说罢,他就摇了摇手中的酒精瓶,脸上也露出了一抹坏笑来,他当然没忘记之前陈南溪帮自己处理伤口时,自己被折磨得要死要活的样子,现在好不容易找到机会了,自然得狠狠地报复一下。
看到李凌川一脸坏笑,陈南溪自然是明白了李凌川在想什么,本来她还红着脸,一把就抓过了李凌川手里的酒精,信誓旦旦的说这点小伤自己能处理。
可当她小心翼翼的倒了一点点酒精在伤口上,顿时就疼得她直吸冷气,最后还是别过了脸,把手中的酒精递给了李凌川。
李凌川笑着接过了酒精,然而嘴上说是要报复,但他自己毕竟都是30岁的人了,没必要跟个小孩子一样在这些方面斤斤计较,看着陈南溪褪下了衣服,遮住自己胸前,把肩膀露到李凌川面前,同时别过了头,非常用力的闭上了眼睛,李凌川轻笑着摇了摇头。

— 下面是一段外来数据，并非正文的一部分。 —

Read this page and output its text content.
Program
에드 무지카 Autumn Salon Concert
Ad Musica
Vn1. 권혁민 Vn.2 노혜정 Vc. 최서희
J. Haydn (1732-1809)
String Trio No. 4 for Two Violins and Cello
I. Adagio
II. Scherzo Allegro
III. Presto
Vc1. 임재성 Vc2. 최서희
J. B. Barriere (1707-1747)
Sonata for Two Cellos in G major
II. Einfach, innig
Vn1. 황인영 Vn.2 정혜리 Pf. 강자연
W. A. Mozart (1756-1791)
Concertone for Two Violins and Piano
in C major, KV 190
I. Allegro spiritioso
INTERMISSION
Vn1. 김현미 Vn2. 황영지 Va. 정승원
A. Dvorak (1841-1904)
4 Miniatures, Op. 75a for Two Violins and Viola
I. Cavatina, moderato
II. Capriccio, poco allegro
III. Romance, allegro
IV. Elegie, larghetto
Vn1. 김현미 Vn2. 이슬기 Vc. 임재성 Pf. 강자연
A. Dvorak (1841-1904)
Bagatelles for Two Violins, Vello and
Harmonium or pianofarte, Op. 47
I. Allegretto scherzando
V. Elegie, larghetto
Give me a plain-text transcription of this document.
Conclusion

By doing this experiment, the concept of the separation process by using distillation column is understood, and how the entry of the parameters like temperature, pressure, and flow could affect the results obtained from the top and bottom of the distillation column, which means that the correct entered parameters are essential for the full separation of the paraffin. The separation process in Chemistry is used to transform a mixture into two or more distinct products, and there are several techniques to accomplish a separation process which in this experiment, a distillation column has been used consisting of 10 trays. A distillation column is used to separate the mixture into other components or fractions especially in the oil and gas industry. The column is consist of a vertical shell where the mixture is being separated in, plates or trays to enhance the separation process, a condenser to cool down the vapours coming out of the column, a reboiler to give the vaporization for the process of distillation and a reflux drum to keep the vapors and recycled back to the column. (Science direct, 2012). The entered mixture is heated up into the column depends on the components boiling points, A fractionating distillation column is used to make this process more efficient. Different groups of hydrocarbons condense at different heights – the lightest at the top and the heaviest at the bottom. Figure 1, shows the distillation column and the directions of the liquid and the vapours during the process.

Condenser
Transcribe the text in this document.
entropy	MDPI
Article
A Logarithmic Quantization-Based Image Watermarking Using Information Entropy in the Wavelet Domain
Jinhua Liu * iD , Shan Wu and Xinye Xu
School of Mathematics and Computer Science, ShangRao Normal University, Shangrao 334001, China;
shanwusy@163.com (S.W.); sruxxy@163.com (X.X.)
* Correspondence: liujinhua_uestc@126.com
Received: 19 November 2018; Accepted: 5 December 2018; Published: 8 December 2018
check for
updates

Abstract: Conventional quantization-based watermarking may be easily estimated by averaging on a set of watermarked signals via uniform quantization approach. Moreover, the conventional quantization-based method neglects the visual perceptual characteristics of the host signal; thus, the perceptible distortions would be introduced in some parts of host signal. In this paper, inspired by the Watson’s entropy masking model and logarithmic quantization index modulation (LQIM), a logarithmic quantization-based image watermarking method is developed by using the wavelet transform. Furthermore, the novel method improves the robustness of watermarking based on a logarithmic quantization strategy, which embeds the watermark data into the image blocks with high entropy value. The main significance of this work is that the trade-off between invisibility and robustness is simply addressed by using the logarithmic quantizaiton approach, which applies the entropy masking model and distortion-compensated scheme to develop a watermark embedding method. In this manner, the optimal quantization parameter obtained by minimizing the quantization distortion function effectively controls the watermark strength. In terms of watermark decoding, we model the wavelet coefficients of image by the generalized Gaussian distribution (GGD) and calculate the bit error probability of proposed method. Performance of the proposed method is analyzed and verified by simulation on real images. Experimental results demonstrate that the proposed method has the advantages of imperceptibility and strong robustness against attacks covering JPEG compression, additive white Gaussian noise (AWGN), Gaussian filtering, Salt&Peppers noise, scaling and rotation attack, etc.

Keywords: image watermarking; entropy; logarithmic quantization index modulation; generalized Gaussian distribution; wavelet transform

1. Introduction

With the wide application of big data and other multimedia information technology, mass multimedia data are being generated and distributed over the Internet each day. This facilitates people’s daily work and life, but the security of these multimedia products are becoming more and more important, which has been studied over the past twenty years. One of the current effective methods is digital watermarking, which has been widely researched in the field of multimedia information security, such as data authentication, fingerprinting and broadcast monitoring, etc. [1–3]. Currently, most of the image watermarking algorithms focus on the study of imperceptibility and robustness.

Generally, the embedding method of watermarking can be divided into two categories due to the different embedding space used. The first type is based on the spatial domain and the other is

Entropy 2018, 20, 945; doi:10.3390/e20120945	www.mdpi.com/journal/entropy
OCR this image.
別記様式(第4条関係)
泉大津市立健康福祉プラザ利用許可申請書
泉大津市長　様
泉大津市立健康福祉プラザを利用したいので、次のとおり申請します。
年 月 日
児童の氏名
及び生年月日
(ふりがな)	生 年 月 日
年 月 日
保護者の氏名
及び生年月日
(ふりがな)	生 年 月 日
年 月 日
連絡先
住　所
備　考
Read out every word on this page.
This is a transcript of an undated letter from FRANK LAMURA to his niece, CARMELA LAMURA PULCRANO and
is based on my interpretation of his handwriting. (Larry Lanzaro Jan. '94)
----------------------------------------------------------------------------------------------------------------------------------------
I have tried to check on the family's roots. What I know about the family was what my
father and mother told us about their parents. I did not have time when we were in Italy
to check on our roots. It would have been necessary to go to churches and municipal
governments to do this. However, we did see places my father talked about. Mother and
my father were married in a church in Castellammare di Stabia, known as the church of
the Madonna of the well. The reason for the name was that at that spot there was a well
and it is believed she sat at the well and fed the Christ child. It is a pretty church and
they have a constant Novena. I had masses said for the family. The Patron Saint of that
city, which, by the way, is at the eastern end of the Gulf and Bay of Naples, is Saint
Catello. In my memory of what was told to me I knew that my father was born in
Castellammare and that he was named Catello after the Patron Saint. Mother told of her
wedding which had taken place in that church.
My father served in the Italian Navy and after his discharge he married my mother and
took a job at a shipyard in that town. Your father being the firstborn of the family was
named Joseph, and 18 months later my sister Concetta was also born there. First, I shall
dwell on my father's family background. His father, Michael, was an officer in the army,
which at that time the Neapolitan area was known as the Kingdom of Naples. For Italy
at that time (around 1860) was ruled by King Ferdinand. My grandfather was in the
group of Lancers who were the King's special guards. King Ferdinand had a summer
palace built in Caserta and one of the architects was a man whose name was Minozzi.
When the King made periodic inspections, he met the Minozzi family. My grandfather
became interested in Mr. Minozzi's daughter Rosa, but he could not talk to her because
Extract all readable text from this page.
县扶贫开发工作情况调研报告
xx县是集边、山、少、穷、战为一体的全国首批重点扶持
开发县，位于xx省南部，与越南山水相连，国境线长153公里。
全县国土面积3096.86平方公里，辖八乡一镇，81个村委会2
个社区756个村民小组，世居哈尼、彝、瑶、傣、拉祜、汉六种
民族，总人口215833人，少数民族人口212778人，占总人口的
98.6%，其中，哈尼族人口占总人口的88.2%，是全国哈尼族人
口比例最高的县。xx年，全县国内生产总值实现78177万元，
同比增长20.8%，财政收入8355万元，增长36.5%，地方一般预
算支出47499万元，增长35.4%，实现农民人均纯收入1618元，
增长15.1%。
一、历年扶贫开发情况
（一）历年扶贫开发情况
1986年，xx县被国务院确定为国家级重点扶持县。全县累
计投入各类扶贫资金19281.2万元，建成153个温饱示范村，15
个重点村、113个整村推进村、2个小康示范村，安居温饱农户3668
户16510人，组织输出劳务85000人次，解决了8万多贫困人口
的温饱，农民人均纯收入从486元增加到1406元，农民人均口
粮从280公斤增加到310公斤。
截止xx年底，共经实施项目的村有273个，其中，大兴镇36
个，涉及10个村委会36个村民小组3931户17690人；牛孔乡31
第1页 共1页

他最终还是没有直接把一瓶酒精直接倒在伤口上,而是取出了棉球和纱布,小心翼翼的沾着酒精,给陈南溪擦拭着伤口,尽管他的动作已经非常轻了,但还是疼得陈南溪不停抽搐,擦一会儿就要喊停歇一会儿,进度非常的缓慢。
而李凌川也不着急,反正这末日里别的不多,时间倒是多得烦人,只要有东西可以吃,那就有大把大把的时间可以随便霍霍。
为了转移陈南溪的注意力,李凌川一边给她擦拭伤口,一边就问起了自己不在这两天发生的事,只要把陈南溪的注意力从伤口上转移开来,那自然能减轻不少的痛苦。
听到李凌川问,陈南溪就把这两天发生的事大概说了一遍,其实也没什么好说的,只是陈南溪隐瞒了王磊企图对她行不轨之事那一段,只是说自己一看到深潜者出现,感觉李凌川还有一丝存活的可能,就没多想跑出来了。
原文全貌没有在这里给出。